Statistical properties of lower atmospheric gravity wave spectra derived from COSMIC measured temperature profiles

Knowledge of the global morphology of gravity wave sources in the lower atmosphere is critically important, but still lacking, for understanding gravity wave breaking in the middle atmosphere. The recent and ongoing measurements of atmospheric temperature in the lower stratosphere and upper troposphere derived from the Constellation Observing System for Meteorology, Ionosphere, and Climate (COSMIC) mission have continuous and global coverage with high vertical resolution and high quality in the lower atmosphere. This dataset allows us to systematically develop a global geographic and seasonal climatology of gravity wave energy spectra in the lower atmosphere.

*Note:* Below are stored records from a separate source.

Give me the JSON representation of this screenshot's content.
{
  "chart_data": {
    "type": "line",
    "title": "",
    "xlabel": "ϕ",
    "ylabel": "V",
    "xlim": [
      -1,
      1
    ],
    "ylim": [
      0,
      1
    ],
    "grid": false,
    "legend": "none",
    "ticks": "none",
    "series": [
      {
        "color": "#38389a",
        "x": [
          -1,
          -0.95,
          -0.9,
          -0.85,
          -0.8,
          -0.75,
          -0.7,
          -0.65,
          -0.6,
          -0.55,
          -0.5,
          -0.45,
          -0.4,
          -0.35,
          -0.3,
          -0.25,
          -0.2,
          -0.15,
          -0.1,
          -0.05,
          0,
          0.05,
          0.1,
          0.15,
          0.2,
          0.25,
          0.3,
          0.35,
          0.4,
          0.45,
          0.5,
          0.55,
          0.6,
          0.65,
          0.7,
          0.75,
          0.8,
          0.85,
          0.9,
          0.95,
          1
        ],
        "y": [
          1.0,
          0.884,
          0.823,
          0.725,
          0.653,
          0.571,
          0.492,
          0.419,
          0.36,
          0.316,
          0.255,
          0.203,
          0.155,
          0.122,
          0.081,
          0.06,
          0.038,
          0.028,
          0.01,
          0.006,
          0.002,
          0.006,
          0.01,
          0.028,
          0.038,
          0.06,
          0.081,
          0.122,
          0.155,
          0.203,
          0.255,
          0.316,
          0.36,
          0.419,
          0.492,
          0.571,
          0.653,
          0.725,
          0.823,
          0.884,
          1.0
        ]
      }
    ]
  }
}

We use an efficient and well-behaved wavelet transform algorithm to process the large set of COSMIC temperature profiles and derive their statistical spectral characteristics. Preliminary results show that the spectral features of gravity wave activity near the equator are largely different from those at midlatitudes. There exists a spectral peak for perturbations with a long vertical wavelength at about 15 km altitude near the equator and also a distinct spectral peak near 18 km for the equatorial tropopause, indicating a persistent source of gravity wave activity that is mostly caused by convection. On the other hand, the spectral peaks near the midlatitude tropopause show a multi-layered structure, indicating different sources of wave activity. Spatial and temporal characteristics and variability of the gravity wave spectra in the lower atmosphere are presented.